La chasse, un autre débouché pour le cheval de course

Courses / 19.02.2019

La chasse, un autre débouché pour le cheval de course

Par Christopher Galmiche

La saison de chasse bat son plein, notamment à cheval, dans quelques forêts de France. Au-delà du sempiternel débat autour de cette pratique, il y a une vérité qui existe, pas forcément mise en avant compte tenu du contexte : les chevaux de course alimentent régulièrement les "pelotons" de chasse.

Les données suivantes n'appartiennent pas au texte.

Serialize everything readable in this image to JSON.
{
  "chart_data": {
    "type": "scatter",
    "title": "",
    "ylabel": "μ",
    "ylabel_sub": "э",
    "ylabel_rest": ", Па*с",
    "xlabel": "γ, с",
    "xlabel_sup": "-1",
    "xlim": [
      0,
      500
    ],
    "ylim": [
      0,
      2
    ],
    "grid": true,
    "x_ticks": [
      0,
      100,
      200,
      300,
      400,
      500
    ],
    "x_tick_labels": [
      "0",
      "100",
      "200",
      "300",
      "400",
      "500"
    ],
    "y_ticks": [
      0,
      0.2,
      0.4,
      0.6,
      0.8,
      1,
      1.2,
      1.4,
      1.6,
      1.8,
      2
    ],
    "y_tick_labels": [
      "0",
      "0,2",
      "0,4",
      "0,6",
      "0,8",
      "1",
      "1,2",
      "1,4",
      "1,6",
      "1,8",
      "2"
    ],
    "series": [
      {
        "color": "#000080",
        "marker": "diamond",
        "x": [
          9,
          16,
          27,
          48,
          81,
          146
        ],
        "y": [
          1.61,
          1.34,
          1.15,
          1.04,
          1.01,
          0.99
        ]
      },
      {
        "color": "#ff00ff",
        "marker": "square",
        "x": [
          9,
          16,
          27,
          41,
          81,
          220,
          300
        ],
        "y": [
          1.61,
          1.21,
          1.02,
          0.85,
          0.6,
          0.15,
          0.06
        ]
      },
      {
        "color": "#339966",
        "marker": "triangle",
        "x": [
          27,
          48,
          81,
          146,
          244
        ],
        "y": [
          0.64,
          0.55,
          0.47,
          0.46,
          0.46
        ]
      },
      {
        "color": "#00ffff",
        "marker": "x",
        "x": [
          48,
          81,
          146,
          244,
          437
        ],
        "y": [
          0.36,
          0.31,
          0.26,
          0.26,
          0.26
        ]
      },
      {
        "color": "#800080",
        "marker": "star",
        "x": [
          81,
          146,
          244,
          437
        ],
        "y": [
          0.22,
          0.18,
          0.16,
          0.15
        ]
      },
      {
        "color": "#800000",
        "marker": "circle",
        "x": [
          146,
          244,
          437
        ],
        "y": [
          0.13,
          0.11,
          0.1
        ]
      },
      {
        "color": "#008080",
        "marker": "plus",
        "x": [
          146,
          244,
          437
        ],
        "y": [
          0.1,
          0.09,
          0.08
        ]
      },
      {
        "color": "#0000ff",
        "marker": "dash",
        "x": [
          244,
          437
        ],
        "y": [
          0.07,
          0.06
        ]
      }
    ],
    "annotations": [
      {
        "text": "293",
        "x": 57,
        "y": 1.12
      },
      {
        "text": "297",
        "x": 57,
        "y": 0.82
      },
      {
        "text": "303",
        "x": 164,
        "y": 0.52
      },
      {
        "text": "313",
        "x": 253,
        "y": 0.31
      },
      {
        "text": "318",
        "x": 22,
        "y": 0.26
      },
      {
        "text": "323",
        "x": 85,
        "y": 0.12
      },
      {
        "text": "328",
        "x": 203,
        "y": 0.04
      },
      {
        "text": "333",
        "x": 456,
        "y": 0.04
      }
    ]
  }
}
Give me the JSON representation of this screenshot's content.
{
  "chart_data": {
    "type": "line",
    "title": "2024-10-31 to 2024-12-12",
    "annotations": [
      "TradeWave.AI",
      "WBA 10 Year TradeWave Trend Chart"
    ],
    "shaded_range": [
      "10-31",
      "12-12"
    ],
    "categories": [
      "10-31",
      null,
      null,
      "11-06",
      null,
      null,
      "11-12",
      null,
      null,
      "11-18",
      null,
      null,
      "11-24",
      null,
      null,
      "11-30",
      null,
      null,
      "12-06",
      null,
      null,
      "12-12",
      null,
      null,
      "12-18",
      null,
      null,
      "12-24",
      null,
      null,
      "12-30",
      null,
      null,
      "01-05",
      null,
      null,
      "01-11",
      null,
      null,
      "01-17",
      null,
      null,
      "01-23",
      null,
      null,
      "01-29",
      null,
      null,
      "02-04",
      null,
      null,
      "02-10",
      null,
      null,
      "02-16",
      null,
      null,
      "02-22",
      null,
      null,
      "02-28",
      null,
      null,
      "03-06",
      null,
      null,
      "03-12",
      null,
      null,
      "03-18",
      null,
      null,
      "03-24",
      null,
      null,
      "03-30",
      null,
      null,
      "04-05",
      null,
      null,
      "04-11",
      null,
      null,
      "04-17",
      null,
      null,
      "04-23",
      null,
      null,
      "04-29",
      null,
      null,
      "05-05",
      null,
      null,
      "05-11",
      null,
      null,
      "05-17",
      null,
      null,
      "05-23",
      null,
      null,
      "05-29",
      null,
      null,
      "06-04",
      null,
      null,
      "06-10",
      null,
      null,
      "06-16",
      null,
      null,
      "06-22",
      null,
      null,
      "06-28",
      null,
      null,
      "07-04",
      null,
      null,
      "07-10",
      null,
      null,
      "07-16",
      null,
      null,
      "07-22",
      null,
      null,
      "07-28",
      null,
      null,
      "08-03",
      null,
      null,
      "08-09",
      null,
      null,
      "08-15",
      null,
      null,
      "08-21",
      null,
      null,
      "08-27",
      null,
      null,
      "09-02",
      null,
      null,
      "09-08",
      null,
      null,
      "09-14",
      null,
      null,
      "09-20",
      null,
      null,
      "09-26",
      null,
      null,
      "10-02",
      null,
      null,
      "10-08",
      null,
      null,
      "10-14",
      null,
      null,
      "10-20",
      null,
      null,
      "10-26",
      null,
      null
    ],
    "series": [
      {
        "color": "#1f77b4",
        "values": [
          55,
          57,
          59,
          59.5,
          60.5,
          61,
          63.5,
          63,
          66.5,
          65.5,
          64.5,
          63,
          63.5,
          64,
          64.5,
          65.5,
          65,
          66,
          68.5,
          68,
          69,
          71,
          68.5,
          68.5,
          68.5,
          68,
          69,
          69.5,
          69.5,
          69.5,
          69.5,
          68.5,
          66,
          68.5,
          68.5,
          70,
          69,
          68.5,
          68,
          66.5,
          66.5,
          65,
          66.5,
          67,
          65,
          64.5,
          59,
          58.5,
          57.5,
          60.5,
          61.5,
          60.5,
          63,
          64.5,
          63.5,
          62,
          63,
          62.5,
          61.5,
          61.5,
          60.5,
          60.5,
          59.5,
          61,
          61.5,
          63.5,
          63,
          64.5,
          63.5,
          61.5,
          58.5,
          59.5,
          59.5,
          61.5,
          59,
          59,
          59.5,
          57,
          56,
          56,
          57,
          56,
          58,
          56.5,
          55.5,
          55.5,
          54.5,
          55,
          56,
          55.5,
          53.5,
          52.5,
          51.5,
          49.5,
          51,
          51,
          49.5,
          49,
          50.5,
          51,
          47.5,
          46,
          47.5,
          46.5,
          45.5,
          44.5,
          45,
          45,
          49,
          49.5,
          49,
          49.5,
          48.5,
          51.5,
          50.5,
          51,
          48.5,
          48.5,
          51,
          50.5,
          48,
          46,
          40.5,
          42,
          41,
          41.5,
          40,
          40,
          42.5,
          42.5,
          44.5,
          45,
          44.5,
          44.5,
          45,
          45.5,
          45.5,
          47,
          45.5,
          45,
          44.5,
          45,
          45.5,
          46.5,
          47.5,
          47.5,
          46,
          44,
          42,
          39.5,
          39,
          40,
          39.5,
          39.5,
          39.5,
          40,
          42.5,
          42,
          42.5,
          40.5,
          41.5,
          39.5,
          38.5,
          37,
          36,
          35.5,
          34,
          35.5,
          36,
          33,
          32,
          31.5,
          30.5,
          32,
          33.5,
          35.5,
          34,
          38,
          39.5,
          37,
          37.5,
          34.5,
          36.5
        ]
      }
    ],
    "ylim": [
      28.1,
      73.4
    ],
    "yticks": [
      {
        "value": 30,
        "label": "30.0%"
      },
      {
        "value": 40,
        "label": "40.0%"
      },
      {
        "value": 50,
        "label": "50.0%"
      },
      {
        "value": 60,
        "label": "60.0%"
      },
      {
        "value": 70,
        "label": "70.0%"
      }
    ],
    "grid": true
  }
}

Le plus célèbre des "chasseurs", Rhialco ** (Dom Alco), a été l’un des meilleurs sauteurs de ces dix dernières années. Depuis qu’il a mis fin à ses exploits sur la piste, il va régulièrement à la chasse, comme son ex-compagnon d’entraînement Urgent de Grégaine (Truth or Dare), qui s’est préparé ainsi pour s’imposer en cross à Cheltenham, ou encore Unbrin de l’Isle (Dom Alco). Emmanuel Clayeux emmène souvent ses anciens ou actuels pensionnaires en forêt pour chasser. Les chevaux voient ainsi un nouvel environnement, parcourent 40, 50 ou 60 kilomètres pendant 4, 5 ou 6 heures, sautent des obstacles naturels et travaillent leur endurance. La chasse convient donc à un ancien cheval de course, dans une nouvelle vie, mais aussi à un cheval qui court encore pour lui changer les idées.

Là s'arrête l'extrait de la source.